Jean-François Richet

06/07/2009 16h50

Por Heitor Augusto

Jacques Mesrine é um contraditório ícone na França e um completo desconhecido fora daquele país. Um gângster cuja vida tem diversos elementos dignos de um eletrizante filme de ação. Esta foi uma das razões pelas quais o diretor Jean-François Richet e o ator Vincent Cassel se uniram para realizar Inimigo Público Nº 1 – Instinto de Morte, em cartaz no Brasil.

Na entrevista exclusiva ao Cineclick, Richet revela alguns detalhes do filme. “Sem Cassel, eu largaria o projeto”, afirmou à nossa reportagem em São Paulo. O diretor também explica do peso da figura de Mesrine na França de hoje, a escolha de fazer um filme em duas partes, as cenas de ação e a opção em contar a história em forma de thriller. Confira a seguir e também não deixe de conferir o bate-papo com Vincent Cassel:

Qual a razão para fazer um filme sobre Jacques Mesrine?

Ele era o inimigo público nº 1 dos anos 1970 e ainda é um ícone nos bairros pobres, a personalidade preferida dos franceses, apesar de ser um marginal. Eu nasci nesses bairros em que ele era cultuado. Mesrine provocava continuamente o Estado, o que agradava os franceses. O que mais me encantou foi filmar o homem, mais do que a lenda.

Mas qual o peso dele hoje? Os jovens conhecem sua história? O que sabem sobre ele?

Os jovens o conhecem, e o filme também ajudou a relembrar sua imagem. Sempre falavam dele, mas sem conhecer minúcias de sua trajetória. Só que, ainda hoje, ele é o símbolo da rebelião na França.

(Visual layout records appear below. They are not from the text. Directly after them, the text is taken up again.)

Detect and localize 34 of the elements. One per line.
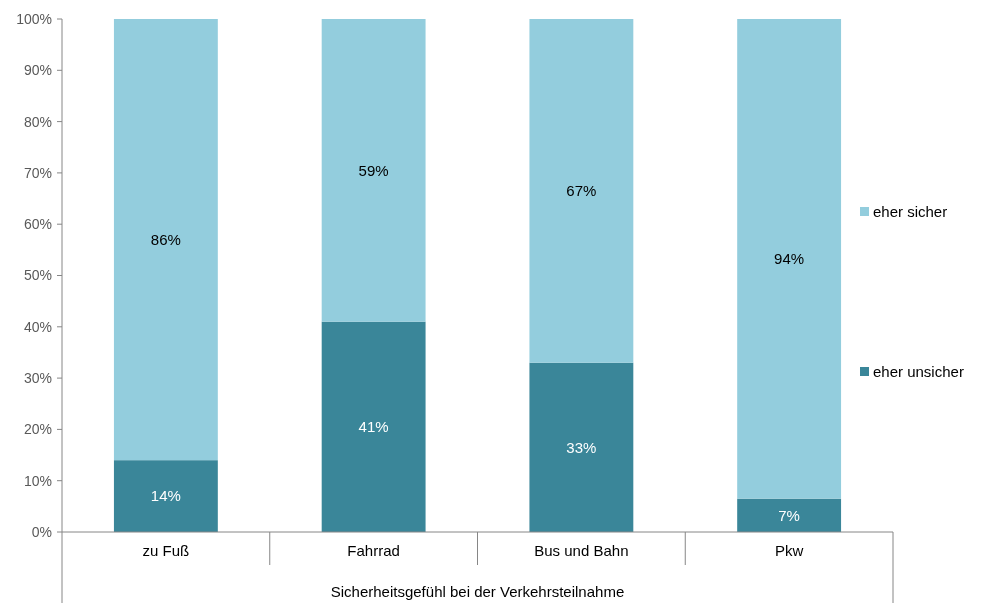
y-tick-label: 80% bbox=[23, 113, 52, 130]
bar bbox=[737, 498, 842, 532]
x-tick-label: Bus und Bahn bbox=[534, 542, 629, 560]
data-label: 33% bbox=[566, 438, 597, 456]
data-label: 7% bbox=[778, 506, 800, 524]
y-tick-label: 90% bbox=[23, 62, 52, 79]
data-label: 86% bbox=[150, 230, 181, 248]
legend-label: eher sicher bbox=[873, 203, 948, 221]
bar bbox=[529, 362, 634, 532]
x-tick-label: zu Fuß bbox=[142, 542, 190, 560]
data-label: 41% bbox=[358, 418, 389, 436]
y-tick-label: 50% bbox=[23, 267, 52, 284]
data-label: 94% bbox=[774, 250, 805, 268]
y-tick-label: 70% bbox=[23, 164, 52, 181]
y-tick-label: 20% bbox=[23, 421, 52, 438]
data-label: 59% bbox=[358, 161, 389, 179]
bar bbox=[737, 19, 842, 499]
y-tick-label: 10% bbox=[23, 472, 52, 489]
x-axis-title: Sicherheitsgefühl bei der Verkehrsteilnahme bbox=[330, 583, 625, 601]
y-tick-label: 30% bbox=[23, 370, 52, 386]
data-label: 14% bbox=[150, 487, 181, 505]
bar bbox=[113, 19, 218, 461]
x-tick-label: Fahrrad bbox=[347, 542, 400, 560]
legend-label: eher unsicher bbox=[873, 363, 964, 381]
y-tick-label: 0% bbox=[31, 523, 52, 540]
bar bbox=[321, 321, 426, 532]
x-tick-label: Pkw bbox=[774, 542, 804, 560]
bar bbox=[529, 19, 634, 363]
bar bbox=[321, 19, 426, 322]
y-tick-label: 60% bbox=[23, 216, 52, 233]
bar bbox=[113, 460, 218, 532]
y-tick-label: 40% bbox=[23, 318, 52, 335]
y-tick-label: 100% bbox=[16, 10, 52, 27]
data-label: 67% bbox=[566, 182, 597, 200]
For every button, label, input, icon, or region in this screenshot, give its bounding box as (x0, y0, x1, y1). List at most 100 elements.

Foi um escândalo quando o governo resolveu executá-lo na rua [morto com 19 tiros], episódio que está na segunda parte do filme, Inimigo Público Nº 1 – Parte 2 [que ainda não tem data de estreia]. Na primeira parte, eu mostro a construção da personalidade, ao passo que no segundo ele já é o inimigo declarado.

Há uma grande diferença entre Jacques Mesrine e os outros gângsters. No final da vida, ele transformou sua luta em pública, politizada. Ele quis ser parte integrante das Brigadas Vermelhas, quis intervir no problema da palestina...

Mas a que se deve essa mudança para a ação política?

A prisão, o encarceramento. Lá, durante os anos 70, teve contato com pessoas de extrema esquerda.

Você realmente pensou esse filme em duas partes a serem exibidas separadamente ou foi fruto do processo de roteiro?

Desde o início previ as duas partes, uma não seria suficiente. Mesrine participou de muitos atos heróicos. Portanto, tinha obrigação de filmar todas essas passagens. Se eu tivesse feito, teria de eliminar o aspecto familiar, a construção psicológica.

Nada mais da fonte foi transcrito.